Game can be made interesting and challenging without every decision being a 1 or 0 situation where one is survival and other is doom.

I’d like to take a moment to discuss this, as I think it’s important: there ARE multiple ways to play the game. It’s not just a 1 or 0 situation.

While there are some perks which presently just outclass others, I still see variation in how people build their armies and how people build their characters. For instance, I only touch the defense tree if I’m making a Nimble tank. I’ve played games where my army was archer-heavy, where my army was shield-heavy, and where my army was two-hander heavy. Frankly, all three playstyles were viable, though I had the most fun in the game where roughly half my troops wielded two-handed weapons and had Quick Hands.
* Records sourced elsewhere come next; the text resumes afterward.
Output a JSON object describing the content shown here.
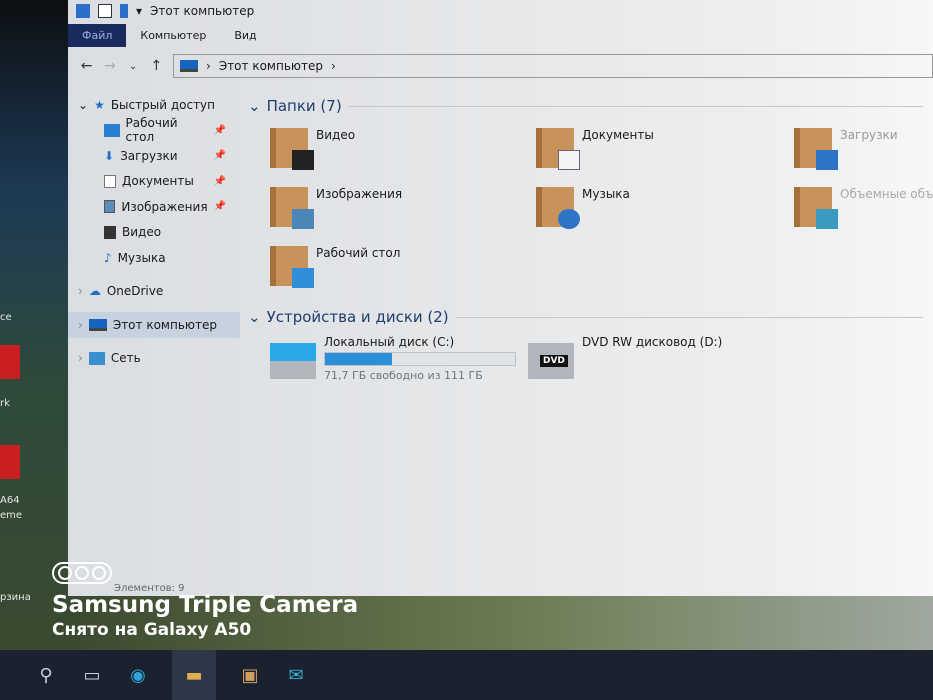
{
  "desktop": {
    "labels": [
      "ce",
      "rk",
      "A64",
      "eme",
      "рзина"
    ]
  },
  "window": {
    "title": "Этот компьютер",
    "ribbon_tabs": [
      "Файл",
      "Компьютер",
      "Вид"
    ],
    "address": {
      "path": "Этот компьютер"
    },
    "sidebar": [
      {
        "label": "Быстрый доступ",
        "pinned": false
      },
      {
        "label": "Рабочий стол",
        "pinned": true
      },
      {
        "label": "Загрузки",
        "pinned": true
      },
      {
        "label": "Документы",
        "pinned": true
      },
      {
        "label": "Изображения",
        "pinned": true
      },
      {
        "label": "Видео",
        "pinned": false
      },
      {
        "label": "Музыка",
        "pinned": false
      },
      {
        "label": "OneDrive",
        "pinned": false
      },
      {
        "label": "Этот компьютер",
        "pinned": false
      },
      {
        "label": "Сеть",
        "pinned": false
      }
    ],
    "folders_header": "Папки (7)",
    "folders": [
      "Видео",
      "Документы",
      "Загрузки",
      "Изображения",
      "Музыка",
      "Объемные объекты",
      "Рабочий стол"
    ],
    "devices_header": "Устройства и диски (2)",
    "drives": [
      {
        "name": "Локальный диск (C:)",
        "free_text": "71,7 ГБ свободно из 111 ГБ",
        "used_percent": 35
      },
      {
        "name": "DVD RW дисковод (D:)",
        "badge": "DVD"
      }
    ],
    "status": "Элементов: 9"
  },
  "watermark": {
    "title": "Samsung Triple Camera",
    "subtitle": "Снято на Galaxy A50"
  },
  "colors": {
    "accent": "#2a8fd8",
    "ribbon_file": "#1b2a5c"
  }
}
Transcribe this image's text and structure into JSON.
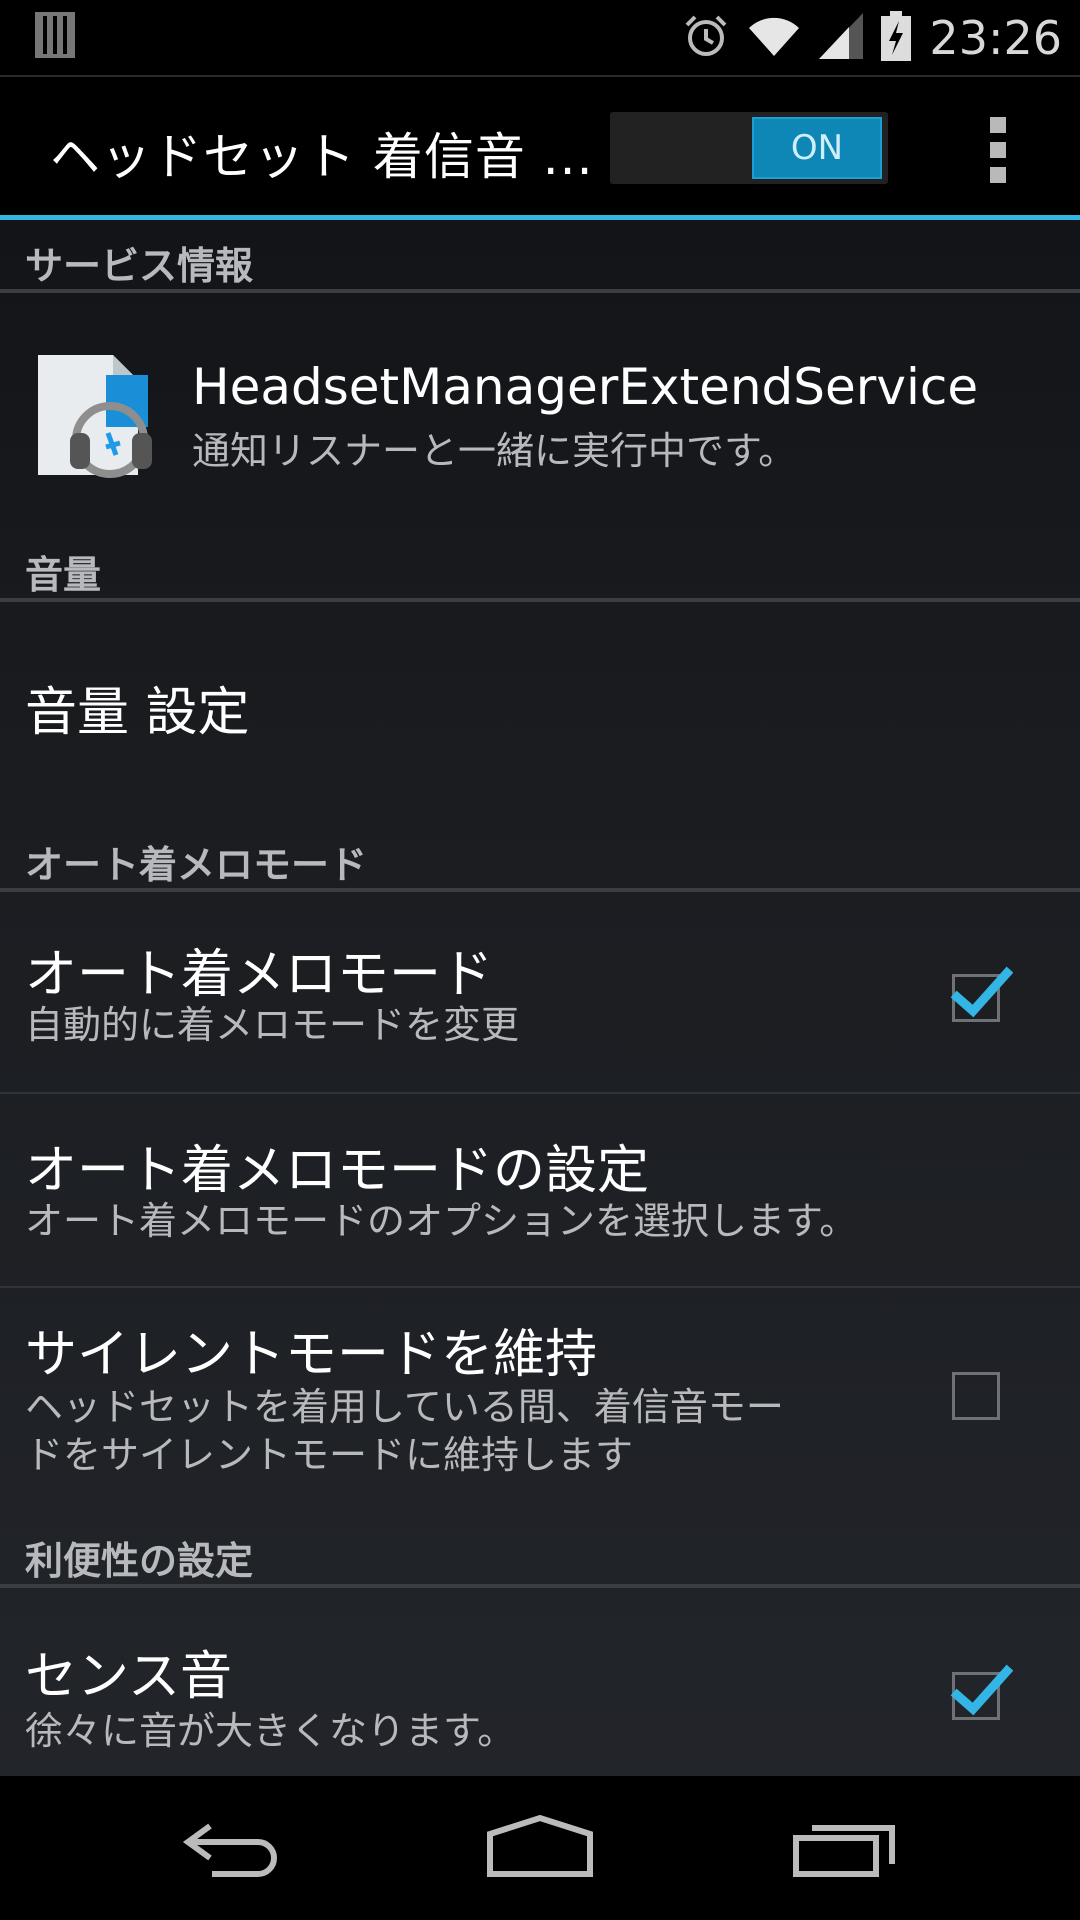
{
  "status_bar": {
    "time": "23:26",
    "icons": [
      "notification-bars-icon",
      "alarm-icon",
      "wifi-icon",
      "cell-signal-icon",
      "battery-charging-icon"
    ]
  },
  "action_bar": {
    "title": "ヘッドセット 着信音 ...",
    "toggle_label": "ON",
    "toggle_state": "on"
  },
  "sections": {
    "service_info": {
      "header": "サービス情報",
      "service_name": "HeadsetManagerExtendService",
      "service_status": "通知リスナーと一緒に実行中です。"
    },
    "volume": {
      "header": "音量",
      "item_title": "音量 設定"
    },
    "auto_ring_mode": {
      "header": "オート着メロモード",
      "items": [
        {
          "title": "オート着メロモード",
          "summary": "自動的に着メロモードを変更",
          "checked": true
        },
        {
          "title": "オート着メロモードの設定",
          "summary": "オート着メロモードのオプションを選択します。"
        },
        {
          "title": "サイレントモードを維持",
          "summary_line1": "ヘッドセットを着用している間、着信音モー",
          "summary_line2": "ドをサイレントモードに維持します",
          "checked": false
        }
      ]
    },
    "convenience": {
      "header": "利便性の設定",
      "items": [
        {
          "title": "センス音",
          "summary": "徐々に音が大きくなります。",
          "checked": true
        }
      ]
    }
  },
  "colors": {
    "accent": "#33b5e5",
    "toggle_on": "#0e86b6"
  }
}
Not every decision is a 1 or 0 situation. Oftentimes there are drawbacks and benefits to a lot of decisions, but there are also some plainly bad decisions available as well.
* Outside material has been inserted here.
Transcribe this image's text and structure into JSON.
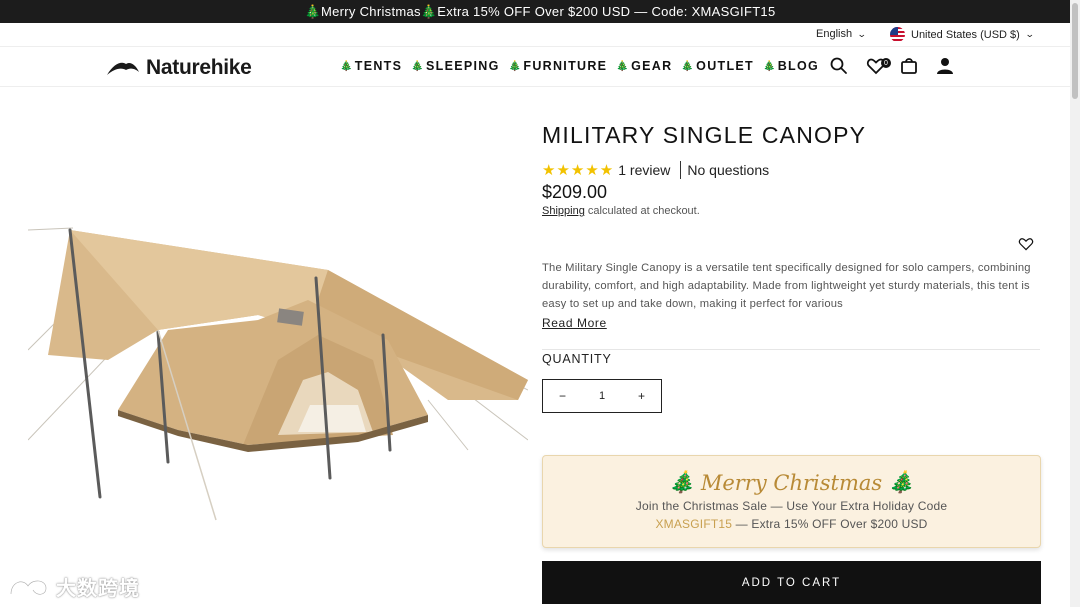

Look on a preparation level first. People build their characters and armies in very different ways, as I’ve said. Yet most people I talk to have seen the end game and wound up with cadres of level 11 soldiers despite these different playstyles. So, on a preparation level, you’re not damned for not having a perfect build. You might be damned, however, for maxing Initiative / Melee Attack / Ranged Attack on a guy because now you’ve invested nothing in his defensive stats or his fatigue (which doubles as a defensive stat thanks to armor fatigue). That’s an outright bad decision. But how you build your characters can vary quite a lot without being automatically bad.

On a tactical level, you can make small “mistakes” and not lose a guy immediately. When I first fought a goblin shaman, I didn’t know how their entangling spell operated, so I marched my dudes together in a tight squad and got them all entangled. I still survived that particular fight with only one casualty because I made other decisions in that fight that made up for the bad one. Plus, there are times when there are multiple good decisions (releasing a warhound to chase an archer or moving in to fully encircle an enemy, for instance), and both will have favorable outcomes for you. You just need to decide what’s more important for you in that fight, and what risks you’re willing to take. There are definitely matters in battle that aren’t 1 or 0.

And sometimes you will face a situation where you WILL lose a Battle Brother no matter what you do. Say, for instance, that you’ve chosen to fight a battle where you have 12 level 9-11 Battle Brothers facing an army of 30 orcs largely consisting of Orc Warriors and Orc Berserkers. Doable? Hell yes, that’s doable. I’ve won that fight before. But you’re going to lose somebody unless you load the game over and over and over for a perfect ending. Through your actions, you can determine who lives in that fight. You can make sacrifices to save your most important guys. You can mitigate the enemies’ effectiveness by fighting where they’ll be standing on swampy terrain, or by using rotating your wounded troops to the back of the line.

And once again, I’d like to state that there are lots of “right” ways to play the game. I love having armies filled with greatswords and pikes rather than sword-and-board setups. The damage potential is crazy, especially when backed with a horn-blowing commander and Perfect Focus. But that doesn’t mean that shields are the wrong way to go. Shields are, in fact, way better for certain situations. it’s just a matter of preference and circumstance.

TL;DR: The only 1’s and 0’s are in the code. The game itself has lots of decisions in each circumstance that are perfectly viable ways of handling a battle.